Hal ini bisa dilakukan dengan pelaksanaan program dan kebijakan melalui jalur pendidikan, di mana sekolah-sekolah didorong untuk menggerakkan literasi dengan pembiasaan kegiatan membaca yang bermakna. Selain itu, jika tersedia anggaran, negara harus mengupayakan membangun sarana prasarana yang memadai, seperti memperbanyak perpustakaan daerah, perpustakaan keliling, dan memastikan ketersediaan ruang membaca di tempat-tempat umum.
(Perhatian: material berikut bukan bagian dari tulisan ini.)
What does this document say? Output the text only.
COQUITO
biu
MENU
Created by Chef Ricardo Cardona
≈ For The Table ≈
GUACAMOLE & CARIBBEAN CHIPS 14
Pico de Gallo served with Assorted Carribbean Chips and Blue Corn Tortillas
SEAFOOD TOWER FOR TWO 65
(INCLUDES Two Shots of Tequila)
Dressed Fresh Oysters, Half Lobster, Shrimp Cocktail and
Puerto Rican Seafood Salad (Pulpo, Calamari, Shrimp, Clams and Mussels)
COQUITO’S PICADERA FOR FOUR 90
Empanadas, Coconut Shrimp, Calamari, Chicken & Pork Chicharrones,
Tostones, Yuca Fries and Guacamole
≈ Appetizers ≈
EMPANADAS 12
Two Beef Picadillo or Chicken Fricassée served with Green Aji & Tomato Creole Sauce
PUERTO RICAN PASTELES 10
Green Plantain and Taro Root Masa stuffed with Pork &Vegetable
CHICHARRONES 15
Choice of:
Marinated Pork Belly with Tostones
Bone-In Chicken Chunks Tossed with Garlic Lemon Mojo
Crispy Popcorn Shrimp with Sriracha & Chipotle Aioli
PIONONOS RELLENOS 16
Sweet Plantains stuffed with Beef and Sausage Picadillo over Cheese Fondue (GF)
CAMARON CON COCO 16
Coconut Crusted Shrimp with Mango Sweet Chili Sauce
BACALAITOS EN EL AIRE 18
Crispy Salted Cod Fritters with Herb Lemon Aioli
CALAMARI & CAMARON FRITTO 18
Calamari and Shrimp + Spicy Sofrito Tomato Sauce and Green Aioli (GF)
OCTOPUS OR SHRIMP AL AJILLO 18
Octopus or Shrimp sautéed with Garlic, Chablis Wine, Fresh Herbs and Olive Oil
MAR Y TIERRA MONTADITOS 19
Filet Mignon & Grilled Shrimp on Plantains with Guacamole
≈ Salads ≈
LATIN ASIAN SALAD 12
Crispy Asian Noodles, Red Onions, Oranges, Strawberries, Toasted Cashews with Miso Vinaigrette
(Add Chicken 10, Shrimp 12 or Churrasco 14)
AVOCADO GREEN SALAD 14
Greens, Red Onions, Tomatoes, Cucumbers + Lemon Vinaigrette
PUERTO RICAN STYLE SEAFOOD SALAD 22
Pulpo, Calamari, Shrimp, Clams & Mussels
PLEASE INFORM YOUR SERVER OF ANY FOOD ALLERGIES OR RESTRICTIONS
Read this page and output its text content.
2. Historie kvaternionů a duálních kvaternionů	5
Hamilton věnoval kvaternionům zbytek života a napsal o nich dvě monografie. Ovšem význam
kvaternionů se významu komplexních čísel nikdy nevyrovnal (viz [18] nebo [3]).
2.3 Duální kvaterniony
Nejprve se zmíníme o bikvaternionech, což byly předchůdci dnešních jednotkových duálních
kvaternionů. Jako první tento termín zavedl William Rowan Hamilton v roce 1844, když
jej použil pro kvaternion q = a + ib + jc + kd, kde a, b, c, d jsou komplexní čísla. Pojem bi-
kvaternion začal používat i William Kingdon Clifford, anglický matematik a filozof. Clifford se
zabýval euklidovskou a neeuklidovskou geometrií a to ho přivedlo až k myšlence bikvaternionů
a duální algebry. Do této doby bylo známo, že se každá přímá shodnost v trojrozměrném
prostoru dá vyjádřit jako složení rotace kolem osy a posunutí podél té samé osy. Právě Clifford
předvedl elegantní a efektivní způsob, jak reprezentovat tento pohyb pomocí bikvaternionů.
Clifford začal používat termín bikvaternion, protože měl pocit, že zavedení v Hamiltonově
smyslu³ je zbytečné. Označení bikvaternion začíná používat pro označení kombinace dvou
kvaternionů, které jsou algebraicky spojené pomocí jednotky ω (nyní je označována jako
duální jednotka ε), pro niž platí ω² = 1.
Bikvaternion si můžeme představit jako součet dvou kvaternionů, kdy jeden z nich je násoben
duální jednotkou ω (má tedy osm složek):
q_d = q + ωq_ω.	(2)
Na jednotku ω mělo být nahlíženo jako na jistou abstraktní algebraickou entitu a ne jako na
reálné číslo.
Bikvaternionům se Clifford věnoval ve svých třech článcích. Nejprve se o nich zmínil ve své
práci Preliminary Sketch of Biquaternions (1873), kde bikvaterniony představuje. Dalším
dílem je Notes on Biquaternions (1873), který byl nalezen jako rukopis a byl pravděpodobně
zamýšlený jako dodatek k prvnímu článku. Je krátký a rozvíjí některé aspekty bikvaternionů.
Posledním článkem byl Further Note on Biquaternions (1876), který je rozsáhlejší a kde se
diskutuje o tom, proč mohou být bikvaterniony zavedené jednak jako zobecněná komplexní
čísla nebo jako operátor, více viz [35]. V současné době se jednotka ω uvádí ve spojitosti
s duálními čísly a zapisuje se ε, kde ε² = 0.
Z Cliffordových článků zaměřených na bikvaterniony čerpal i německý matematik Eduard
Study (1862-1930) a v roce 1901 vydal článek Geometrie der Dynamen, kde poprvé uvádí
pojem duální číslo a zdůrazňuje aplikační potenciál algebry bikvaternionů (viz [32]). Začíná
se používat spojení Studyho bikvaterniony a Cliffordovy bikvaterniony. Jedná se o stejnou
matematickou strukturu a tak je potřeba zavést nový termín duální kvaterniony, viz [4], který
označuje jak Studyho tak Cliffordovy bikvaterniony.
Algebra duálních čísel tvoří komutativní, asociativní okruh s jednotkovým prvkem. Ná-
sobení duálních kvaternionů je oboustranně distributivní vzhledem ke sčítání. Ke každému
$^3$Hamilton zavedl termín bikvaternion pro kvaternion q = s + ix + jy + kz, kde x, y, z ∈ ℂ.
Selain itu, secara politis penyelenggara negara juga bisa melakukan intervensi kebijakan pada ruang pemasaran buku, sehingga harga buku dapat ditekan menjadi lebih murah dan dapat dijangkau oleh semua kalangan masyarakat.
ADVERTISEMENT
Kedua, pemerintah, aparat, dan segenap masyarakat dapat melakukan langkah-langkah kultural. Pendekatan kultural dibutuhkan untuk menjangkau masyarakat di akar rumput. Hal ini secara konkret dapat dilakukan dengan memberikan dukungan dalam berbagai kegiatan yang digelar para pegiat dan komunitas literasi, seperti lapak baca gratis, diskusi atau bincang buku, program bazar buku murah, donasi atau hibah buku, dan pendirian taman baca masyarakat. Mulai sekarang, mari ubah pola pikir kita dan memandang jauh ke depan. Percayalah jika masyarakat kita memiliki budaya membaca yang baik, generasi mendatang akan membawa kemajuan bagi bangsa ini.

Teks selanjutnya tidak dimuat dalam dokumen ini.